🤖 AI Summary
To address inaccurate skin-region segmentation in 3D facial scans—which degrades registration accuracy—this paper proposes an end-to-end, mesh-level segmentation method that jointly leverages multi-view 2D semantic features and 3D geometric features. Innovatively, it freezes a Vision Transformer (ViT) backbone to extract robust 2D semantic features, then aligns and fuses them into mesh vertices via learnable 3D feature projection and voxel-based aggregation. Subsequent refinement is performed using a graph convolutional network (GCN). Notably, the method requires no ground-truth skin annotations and achieves strong cross-domain generalization when trained exclusively on synthetic data.
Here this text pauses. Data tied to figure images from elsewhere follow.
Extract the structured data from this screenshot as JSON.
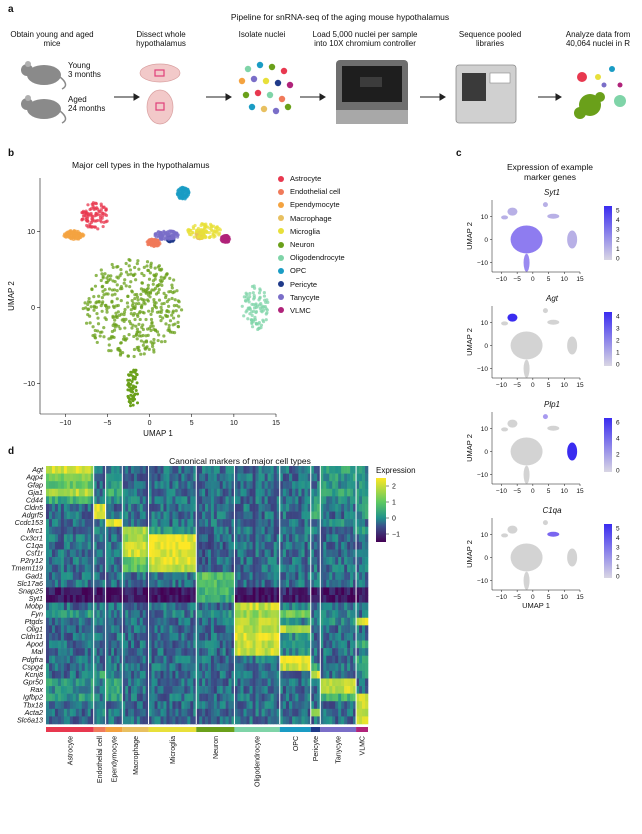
{
  "panel_a": {
    "letter": "a",
    "title": "Pipeline for snRNA-seq of the aging mouse hypothalamus",
    "steps": [
      "Obtain young and aged mice",
      "Dissect whole hypothalamus",
      "Isolate nuclei",
      "Load 5,000 nuclei per sample into 10X chromium controller",
      "Sequence pooled libraries",
      "Analyze data from 40,064 nuclei in R"
    ],
    "mouse_young": {
      "label": "Young",
      "age": "3 months"
    },
    "mouse_aged": {
      "label": "Aged",
      "age": "24 months"
    },
    "colors": {
      "mouse": "#8a8a8a",
      "brain": "#f2c9c9",
      "highlight": "#e0407a"
    }
  },
  "panel_b": {
    "letter": "b",
    "title": "Major cell types in the hypothalamus",
    "legend": [
      {
        "name": "Astrocyte",
        "color": "#e8384f"
      },
      {
        "name": "Endothelial cell",
        "color": "#f07a5a"
      },
      {
        "name": "Ependymocyte",
        "color": "#f4a340"
      },
      {
        "name": "Macrophage",
        "color": "#e8c060"
      },
      {
        "name": "Microglia",
        "color": "#e8e03a"
      },
      {
        "name": "Neuron",
        "color": "#6aa01a"
      },
      {
        "name": "Oligodendrocyte",
        "color": "#7fd4a8"
      },
      {
        "name": "OPC",
        "color": "#1a9cc4"
      },
      {
        "name": "Pericyte",
        "color": "#1f3a8a"
      },
      {
        "name": "Tanycyte",
        "color": "#7a6ec8"
      },
      {
        "name": "VLMC",
        "color": "#b0237a"
      }
    ]
  },
  "panel_c": {
    "letter": "c",
    "title_line1": "Expression of example",
    "title_line2": "marker genes",
    "genes": [
      "Syt1",
      "Agt",
      "Plp1",
      "C1qa"
    ],
    "colorbars": [
      [
        "5",
        "4",
        "3",
        "2",
        "1",
        "0"
      ],
      [
        "4",
        "3",
        "2",
        "1",
        "0"
      ],
      [
        "6",
        "4",
        "2",
        "0"
      ],
      [
        "5",
        "4",
        "3",
        "2",
        "1",
        "0"
      ]
    ],
    "colors": {
      "low": "#d9d6e4",
      "high": "#3a2cf0",
      "base": "#d3d3d3"
    }
  },
  "panel_d": {
    "letter": "d",
    "title": "Canonical markers of major cell types",
    "legend_title": "Expression",
    "legend_ticks": [
      "2",
      "1",
      "0",
      "−1"
    ],
    "genes": [
      "Agt",
      "Aqp4",
      "Gfap",
      "Gja1",
      "Cd44",
      "Cldn5",
      "Adgrf5",
      "Ccdc153",
      "Mrc1",
      "Cx3cr1",
      "C1qa",
      "Csf1r",
      "P2ry12",
      "Tmem119",
      "Gad1",
      "Slc17a6",
      "Snap25",
      "Syt1",
      "Mobp",
      "Fyn",
      "Ptgds",
      "Olig1",
      "Cldn11",
      "Apod",
      "Mal",
      "Pdgfra",
      "Cspg4",
      "Kcnj8",
      "Gpr50",
      "Rax",
      "Igfbp2",
      "Tbx18",
      "Acta2",
      "Slc6a13"
    ],
    "cell_types": [
      "Astrocyte",
      "Endothelial cell",
      "Ependymocyte",
      "Macrophage",
      "Microglia",
      "Neuron",
      "Oligodendrocyte",
      "OPC",
      "Pericyte",
      "Tanycyte",
      "VLMC"
    ]
  },
  "chart_data": [
    {
      "type": "scatter",
      "title": "Major cell types in the hypothalamus",
      "xlabel": "UMAP 1",
      "ylabel": "UMAP 2",
      "xlim": [
        -13,
        15
      ],
      "ylim": [
        -14,
        17
      ],
      "xticks": [
        "−10",
        "−5",
        "0",
        "5",
        "10",
        "15"
      ],
      "yticks": [
        "10",
        "0",
        "−10"
      ],
      "clusters": [
        {
          "name": "Astrocyte",
          "x": -6.5,
          "y": 12
        },
        {
          "name": "Endothelial cell",
          "x": 0.5,
          "y": 8.5
        },
        {
          "name": "Ependymocyte",
          "x": -9,
          "y": 9.5
        },
        {
          "name": "Macrophage",
          "x": 6,
          "y": 9.5
        },
        {
          "name": "Microglia",
          "x": 6.5,
          "y": 10
        },
        {
          "name": "Neuron",
          "x": -2,
          "y": 0
        },
        {
          "name": "Oligodendrocyte",
          "x": 12.5,
          "y": 0
        },
        {
          "name": "OPC",
          "x": 4,
          "y": 15
        },
        {
          "name": "Pericyte",
          "x": 2.5,
          "y": 9
        },
        {
          "name": "Tanycyte",
          "x": 2,
          "y": 9.5
        },
        {
          "name": "VLMC",
          "x": 9,
          "y": 9
        }
      ]
    },
    {
      "type": "heatmap",
      "title": "Canonical markers of major cell types",
      "legend_title": "Expression",
      "scale": [
        -1.5,
        2.5
      ],
      "rows": [
        "Agt",
        "Aqp4",
        "Gfap",
        "Gja1",
        "Cd44",
        "Cldn5",
        "Adgrf5",
        "Ccdc153",
        "Mrc1",
        "Cx3cr1",
        "C1qa",
        "Csf1r",
        "P2ry12",
        "Tmem119",
        "Gad1",
        "Slc17a6",
        "Snap25",
        "Syt1",
        "Mobp",
        "Fyn",
        "Ptgds",
        "Olig1",
        "Cldn11",
        "Apod",
        "Mal",
        "Pdgfra",
        "Cspg4",
        "Kcnj8",
        "Gpr50",
        "Rax",
        "Igfbp2",
        "Tbx18",
        "Acta2",
        "Slc6a13"
      ],
      "columns": [
        "Astrocyte",
        "Endothelial cell",
        "Ependymocyte",
        "Macrophage",
        "Microglia",
        "Neuron",
        "Oligodendrocyte",
        "OPC",
        "Pericyte",
        "Tanycyte",
        "VLMC"
      ],
      "values": [
        [
          2.0,
          -0.3,
          -0.2,
          -0.3,
          -0.3,
          -0.3,
          -0.3,
          -0.3,
          -0.2,
          0.3,
          0.0
        ],
        [
          1.2,
          -0.3,
          0.4,
          -0.3,
          -0.3,
          -0.3,
          -0.3,
          -0.3,
          -0.2,
          0.2,
          0.0
        ],
        [
          1.0,
          -0.3,
          0.3,
          -0.3,
          -0.3,
          -0.3,
          -0.3,
          -0.3,
          -0.2,
          0.1,
          0.0
        ],
        [
          1.8,
          -0.3,
          0.5,
          -0.3,
          -0.3,
          -0.3,
          -0.3,
          -0.3,
          -0.2,
          0.3,
          0.0
        ],
        [
          0.5,
          -0.2,
          0.0,
          -0.2,
          -0.2,
          -0.3,
          -0.3,
          -0.3,
          0.0,
          0.0,
          0.2
        ],
        [
          -0.3,
          2.2,
          -0.3,
          -0.2,
          -0.3,
          -0.3,
          -0.3,
          -0.3,
          0.5,
          -0.3,
          0.2
        ],
        [
          -0.3,
          2.0,
          -0.3,
          -0.2,
          -0.3,
          -0.3,
          -0.3,
          -0.3,
          0.4,
          -0.3,
          0.1
        ],
        [
          -0.3,
          -0.3,
          2.2,
          -0.3,
          -0.3,
          -0.3,
          -0.3,
          -0.3,
          -0.3,
          0.2,
          -0.3
        ],
        [
          -0.3,
          -0.2,
          -0.3,
          1.8,
          0.2,
          -0.3,
          -0.3,
          -0.3,
          -0.2,
          -0.3,
          0.3
        ],
        [
          -0.3,
          -0.3,
          -0.3,
          1.6,
          2.3,
          -0.4,
          -0.3,
          -0.3,
          -0.3,
          -0.3,
          -0.3
        ],
        [
          -0.3,
          -0.3,
          -0.3,
          2.0,
          2.4,
          -0.4,
          -0.3,
          -0.3,
          -0.3,
          -0.3,
          -0.3
        ],
        [
          -0.3,
          -0.3,
          -0.3,
          2.0,
          2.2,
          -0.4,
          -0.3,
          -0.3,
          -0.3,
          -0.3,
          -0.3
        ],
        [
          -0.3,
          -0.3,
          -0.3,
          1.0,
          2.2,
          -0.4,
          -0.3,
          -0.3,
          -0.3,
          -0.3,
          -0.3
        ],
        [
          -0.3,
          -0.3,
          -0.3,
          0.8,
          1.8,
          -0.4,
          -0.3,
          -0.3,
          -0.3,
          -0.3,
          -0.3
        ],
        [
          -0.3,
          -0.3,
          -0.3,
          -0.3,
          -0.3,
          0.9,
          -0.3,
          -0.3,
          -0.3,
          -0.3,
          -0.3
        ],
        [
          -0.3,
          -0.3,
          -0.3,
          -0.3,
          -0.3,
          0.8,
          -0.3,
          -0.3,
          -0.3,
          -0.3,
          -0.3
        ],
        [
          -1.2,
          -1.2,
          -1.2,
          -1.2,
          -1.2,
          0.6,
          -1.2,
          -1.0,
          -1.2,
          -1.2,
          -1.2
        ],
        [
          -1.3,
          -1.3,
          -1.3,
          -1.3,
          -1.3,
          0.5,
          -1.3,
          -1.1,
          -1.3,
          -1.3,
          -1.3
        ],
        [
          -0.3,
          -0.3,
          -0.3,
          -0.3,
          -0.3,
          -0.3,
          2.0,
          0.0,
          -0.3,
          -0.3,
          -0.3
        ],
        [
          0.2,
          -0.2,
          -0.2,
          -0.3,
          -0.2,
          0.1,
          1.5,
          1.2,
          -0.2,
          0.0,
          -0.2
        ],
        [
          -0.3,
          -0.3,
          -0.3,
          -0.3,
          -0.3,
          -0.3,
          1.8,
          0.0,
          0.0,
          0.0,
          2.0
        ],
        [
          -0.3,
          -0.3,
          -0.3,
          -0.3,
          -0.3,
          -0.3,
          1.8,
          1.8,
          -0.3,
          -0.3,
          -0.3
        ],
        [
          -0.3,
          -0.3,
          -0.3,
          -0.3,
          -0.3,
          -0.3,
          2.2,
          0.1,
          -0.3,
          -0.3,
          -0.3
        ],
        [
          -0.3,
          -0.3,
          -0.3,
          -0.3,
          -0.3,
          -0.3,
          2.0,
          0.0,
          -0.3,
          -0.3,
          0.5
        ],
        [
          -0.3,
          -0.3,
          -0.3,
          -0.3,
          -0.3,
          -0.3,
          2.0,
          0.0,
          -0.3,
          -0.3,
          -0.3
        ],
        [
          -0.3,
          -0.3,
          -0.3,
          -0.3,
          -0.3,
          -0.3,
          -0.2,
          2.4,
          -0.3,
          -0.3,
          0.3
        ],
        [
          -0.3,
          -0.3,
          -0.3,
          -0.3,
          -0.3,
          -0.3,
          -0.2,
          2.0,
          0.5,
          -0.3,
          0.1
        ],
        [
          -0.3,
          0.3,
          -0.3,
          -0.3,
          -0.3,
          -0.3,
          -0.3,
          -0.3,
          2.0,
          -0.3,
          0.0
        ],
        [
          0.2,
          -0.3,
          0.3,
          -0.3,
          -0.3,
          -0.3,
          -0.3,
          -0.3,
          -0.3,
          2.0,
          -0.3
        ],
        [
          0.0,
          -0.3,
          0.3,
          -0.3,
          -0.3,
          -0.3,
          -0.3,
          -0.3,
          -0.3,
          2.0,
          -0.3
        ],
        [
          0.2,
          -0.3,
          0.2,
          -0.3,
          -0.3,
          -0.3,
          -0.3,
          -0.3,
          -0.3,
          0.6,
          2.0
        ],
        [
          -0.3,
          -0.3,
          -0.3,
          -0.3,
          -0.3,
          -0.3,
          -0.3,
          -0.3,
          -0.2,
          -0.3,
          2.0
        ],
        [
          -0.3,
          0.2,
          -0.3,
          -0.3,
          -0.3,
          -0.3,
          -0.3,
          -0.3,
          1.5,
          -0.3,
          1.5
        ],
        [
          -0.3,
          -0.3,
          -0.3,
          -0.3,
          -0.3,
          -0.3,
          -0.3,
          -0.3,
          -0.3,
          -0.3,
          2.0
        ]
      ]
    }
  ]
}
Evaluated on real-world 3D facial scans, it improves registration accuracy by 8.89% over pure 2D baselines and by 14.3% over pure 3D baselines, significantly enhancing facial registration quality.
📝 Abstract
Face registration deforms a template mesh to closely fit a 3D face scan, the quality of which commonly degrades in non-skin regions (e.g., hair, beard, accessories), because the optimized template-to-scan distance pulls the template mesh towards the noisy scan surface. Improving registration quality requires a clean separation of skin and non-skin regions on the scan mesh. Existing image-based (2D) or scan-based (3D) segmentation methods however perform poorly. Image-based segmentation outputs multi-view inconsistent masks, and they cannot account for scan inaccuracies or scan-image misalignment, while scan-based methods suffer from lower spatial resolution compared to images. In this work, we introduce a novel method that accurately separates skin from non-skin geometry on 3D human head scans. For this, our method extracts features from multi-view images using a frozen image foundation model and aggregates these features in 3D. These lifted 2D features are then fused with 3D geometric features extracted from the scan mesh, to then predict a segmentation mask directly on the scan mesh. We show that our segmentations improve the registration accuracy over pure 2D or 3D segmentation methods by 8.89% and 14.3%, respectively. Although trained only on synthetic data, our model generalizes well to real data.